Monday, 15 February 2010

Managing Data and System Integrity in an SOA environment. Are You Prepared?

One thing that worries me a bit, is that you hardly find any discussion on data and system integrity in an SOA environment. At least, I don't see many. To me, data and system integrity is the most challenging issue we face today and the days to come. We will see more and more combinations of Services, SaaS, legacy apps, which will make a 'standard solution' to this problem even more relevant.

Lots of vendors I talk to tend to minimize the problems of integrity and robustness. They point at their infrastructure and say: well, our infrastructure is WS-Transaction compliant, you will not lose any messages. OK, that may be true, but will it fix failures? You can guess the next comment: with our high availability strategem, we can ensure a 99,99% availability, so you need not to worry.

Despite their reassurances, I still tend to worry: 99,99% availability is not 100%. Things can still (and will!) go wrong.

Let me try to explain the issue as I see it. A very simplistic example:

Service A calls Service B to execute a process. During execution of Service B it calls upon Service C to handle financial details.

Suppose Service B needs to be restored to a certain point in time because of an internal failure (does it really matter what caused the need for in-time recovery? I think it does ...). What does this mean for Service A, B and C? What kind of functionality do we need to have in place to make sure the entire system will not lose its integrity? How do I make sure that Service B 'catches up' with Service A and C? One might argue that due to the statelessness of a service, this shouldn't be a problem, but it is (besides the fact that there's loads of statefull services out there).

This used to be no problem in our legacy application environment. You just rolled-back the whole system and started all over again. However, our boundaries have become much smaller and larger at the same time. It is still a valid approach within a service boundary, but not in an SOA environment (which has no clear boundaries to begin with). Especially as you use services that might not be under your control (SaaS vendors, chainpartners, etc).

My worries come from the fact that most companies I visit, do not have a strategy to maintain this integrity. Mostly, they do not even acknowledge this problem, until they are confronted with it in real life. Suddenly it's become a major problem, because it is very hard to determine what to do, but there's a lot of pressure to fix it right this very minute!

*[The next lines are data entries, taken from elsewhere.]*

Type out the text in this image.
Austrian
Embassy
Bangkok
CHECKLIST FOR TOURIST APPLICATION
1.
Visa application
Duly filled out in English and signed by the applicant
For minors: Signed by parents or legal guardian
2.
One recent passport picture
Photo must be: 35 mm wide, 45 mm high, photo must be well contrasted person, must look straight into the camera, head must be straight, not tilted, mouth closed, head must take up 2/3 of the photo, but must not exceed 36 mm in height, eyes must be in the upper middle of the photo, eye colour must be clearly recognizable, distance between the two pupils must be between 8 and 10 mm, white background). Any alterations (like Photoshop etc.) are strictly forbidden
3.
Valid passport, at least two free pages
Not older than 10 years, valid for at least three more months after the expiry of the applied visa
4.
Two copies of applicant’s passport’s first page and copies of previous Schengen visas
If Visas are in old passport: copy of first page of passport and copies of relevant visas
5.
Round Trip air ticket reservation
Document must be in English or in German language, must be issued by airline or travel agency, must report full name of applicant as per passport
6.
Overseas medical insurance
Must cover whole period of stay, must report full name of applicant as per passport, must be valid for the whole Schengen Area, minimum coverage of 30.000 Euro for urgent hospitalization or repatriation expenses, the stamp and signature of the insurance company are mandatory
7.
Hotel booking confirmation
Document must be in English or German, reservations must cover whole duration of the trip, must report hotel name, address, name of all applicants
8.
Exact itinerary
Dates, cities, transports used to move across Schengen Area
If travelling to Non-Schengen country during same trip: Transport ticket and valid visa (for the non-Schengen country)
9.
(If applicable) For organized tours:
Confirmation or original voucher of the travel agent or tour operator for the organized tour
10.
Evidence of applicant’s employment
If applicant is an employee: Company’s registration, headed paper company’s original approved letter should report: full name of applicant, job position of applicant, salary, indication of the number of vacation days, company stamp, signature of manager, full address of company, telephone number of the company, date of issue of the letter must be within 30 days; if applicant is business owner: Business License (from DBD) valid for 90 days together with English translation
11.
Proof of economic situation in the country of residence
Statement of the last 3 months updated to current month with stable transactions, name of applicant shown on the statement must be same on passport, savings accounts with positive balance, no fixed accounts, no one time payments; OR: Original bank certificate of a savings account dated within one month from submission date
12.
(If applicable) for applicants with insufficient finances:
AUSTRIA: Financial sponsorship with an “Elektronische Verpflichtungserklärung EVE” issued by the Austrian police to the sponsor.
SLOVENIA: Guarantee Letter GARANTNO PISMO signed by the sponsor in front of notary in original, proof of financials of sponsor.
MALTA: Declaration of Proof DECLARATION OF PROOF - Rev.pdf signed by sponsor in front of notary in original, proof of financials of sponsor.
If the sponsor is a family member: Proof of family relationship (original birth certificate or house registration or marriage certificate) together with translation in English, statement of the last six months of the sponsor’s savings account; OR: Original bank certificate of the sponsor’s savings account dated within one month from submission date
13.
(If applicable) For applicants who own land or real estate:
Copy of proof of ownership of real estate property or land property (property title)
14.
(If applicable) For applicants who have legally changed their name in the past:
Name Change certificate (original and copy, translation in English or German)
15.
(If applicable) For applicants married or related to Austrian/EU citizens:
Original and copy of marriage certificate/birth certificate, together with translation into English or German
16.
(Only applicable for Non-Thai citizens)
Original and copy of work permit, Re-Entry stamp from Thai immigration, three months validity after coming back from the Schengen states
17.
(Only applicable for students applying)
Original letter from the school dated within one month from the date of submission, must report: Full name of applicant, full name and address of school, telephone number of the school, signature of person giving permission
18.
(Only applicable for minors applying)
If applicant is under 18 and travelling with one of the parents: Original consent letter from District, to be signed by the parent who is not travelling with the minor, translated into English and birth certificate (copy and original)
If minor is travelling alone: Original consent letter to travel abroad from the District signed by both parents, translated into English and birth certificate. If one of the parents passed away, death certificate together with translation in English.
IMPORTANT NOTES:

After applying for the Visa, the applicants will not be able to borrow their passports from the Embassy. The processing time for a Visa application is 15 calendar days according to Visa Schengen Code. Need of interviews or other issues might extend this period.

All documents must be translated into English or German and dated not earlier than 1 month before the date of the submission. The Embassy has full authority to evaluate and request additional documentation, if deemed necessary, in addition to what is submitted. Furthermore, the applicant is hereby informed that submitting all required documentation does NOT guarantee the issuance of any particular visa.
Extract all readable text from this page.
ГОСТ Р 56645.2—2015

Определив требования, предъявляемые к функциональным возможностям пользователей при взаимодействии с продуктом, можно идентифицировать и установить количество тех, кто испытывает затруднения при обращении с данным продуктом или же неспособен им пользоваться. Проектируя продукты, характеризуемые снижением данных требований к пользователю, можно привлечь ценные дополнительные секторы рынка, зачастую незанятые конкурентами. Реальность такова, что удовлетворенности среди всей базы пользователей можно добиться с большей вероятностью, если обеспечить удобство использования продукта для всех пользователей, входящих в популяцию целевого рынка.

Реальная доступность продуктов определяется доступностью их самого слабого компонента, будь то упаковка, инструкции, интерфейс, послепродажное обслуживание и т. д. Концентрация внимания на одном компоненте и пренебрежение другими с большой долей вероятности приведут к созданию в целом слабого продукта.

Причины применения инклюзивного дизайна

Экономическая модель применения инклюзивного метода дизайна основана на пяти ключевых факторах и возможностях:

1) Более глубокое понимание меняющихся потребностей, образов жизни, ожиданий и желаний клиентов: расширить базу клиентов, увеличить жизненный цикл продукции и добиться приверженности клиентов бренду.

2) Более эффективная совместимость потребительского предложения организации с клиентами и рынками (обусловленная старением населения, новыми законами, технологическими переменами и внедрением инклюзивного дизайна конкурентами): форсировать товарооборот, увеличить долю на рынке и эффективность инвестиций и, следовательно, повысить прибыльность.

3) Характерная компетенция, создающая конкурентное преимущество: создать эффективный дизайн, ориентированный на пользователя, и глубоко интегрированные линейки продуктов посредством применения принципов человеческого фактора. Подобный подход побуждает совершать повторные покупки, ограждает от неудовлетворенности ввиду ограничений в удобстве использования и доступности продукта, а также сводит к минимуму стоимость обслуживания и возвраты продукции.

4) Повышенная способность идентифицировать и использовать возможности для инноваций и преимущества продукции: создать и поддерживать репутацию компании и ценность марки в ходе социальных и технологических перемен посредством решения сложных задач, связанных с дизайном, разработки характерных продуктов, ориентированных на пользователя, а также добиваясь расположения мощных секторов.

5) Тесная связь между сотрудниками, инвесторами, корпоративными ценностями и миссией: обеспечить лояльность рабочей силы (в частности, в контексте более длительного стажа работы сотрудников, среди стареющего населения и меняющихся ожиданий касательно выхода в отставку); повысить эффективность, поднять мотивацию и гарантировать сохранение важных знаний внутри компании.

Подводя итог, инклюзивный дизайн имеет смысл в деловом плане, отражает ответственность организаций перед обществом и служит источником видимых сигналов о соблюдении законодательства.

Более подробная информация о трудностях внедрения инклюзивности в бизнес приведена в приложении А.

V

What we need to keep in mind here, is that it is not just a technological problem. It is functional as well. How does the business wants to respond to failing (internal or external) components?

Luckily, having a good middleware infrastructure mitigates the problem somewhat, so it is possible to reduce the problem a lot, but especially in high-volume environments you really need to have a well thought and tried-out strategy in place. There's no falling back to manually fix things when you're processing thousands of transactions a minute.


  1. Are you familiar with "eventual consistency"? Here's some info how amazon handles this:

    Is this usable for smaller soa implementations?

  2. Mike

    I think, you are right that there's no falling back to manual f-i-x. It would be too late for any company having chosen the SOA-way.

    But what about falling back to manual o-r-g-a-n-i-z-a-t-i-o-n of collaboration, instead of handing it over to IT-systems, like SOA?

    I think, the boring IT-business gap is indicating that 'more manual' organization strategies are still an option, to be taken seriously.

    Thanks, Peter

  3. Mike

    I think you are right that there is no falling back to manual f-i-x. It would be too late for companies having chosen the SOA way.

    But what about falling back to 'more manual' o-r-g-a-n-i-z-a-t-i-o-n of collaboration - instead of handing it over to SOA-systems? I think, in view of the boring IT-business gap, this is a still an option, to be taken seriously.

    Thanks, Peter

  4. Hello,

    Thank you for the providing insight on the potential issue, which is very relevant and something we need to be aware of. My question is if it does occur, what and how should it be addressed (in respect to Oracle service bus)?



  5. @Shariq: what you do need to address (beforehand) is your recovery strategy. How are you going to make sure no messages are lost? Some measures can be implemented easily, like setting up a message warehouse (on a different server), so you have at least all (or most) messages to work with. Oracle Service Bus does facilitate that, btw.

    @Peter: well, there's no going back the old way. Just make sure you use the new ways to do things better, not to introduce new problems.

    @ako: very interesting. Seems like enough information for a sequel! Thanks.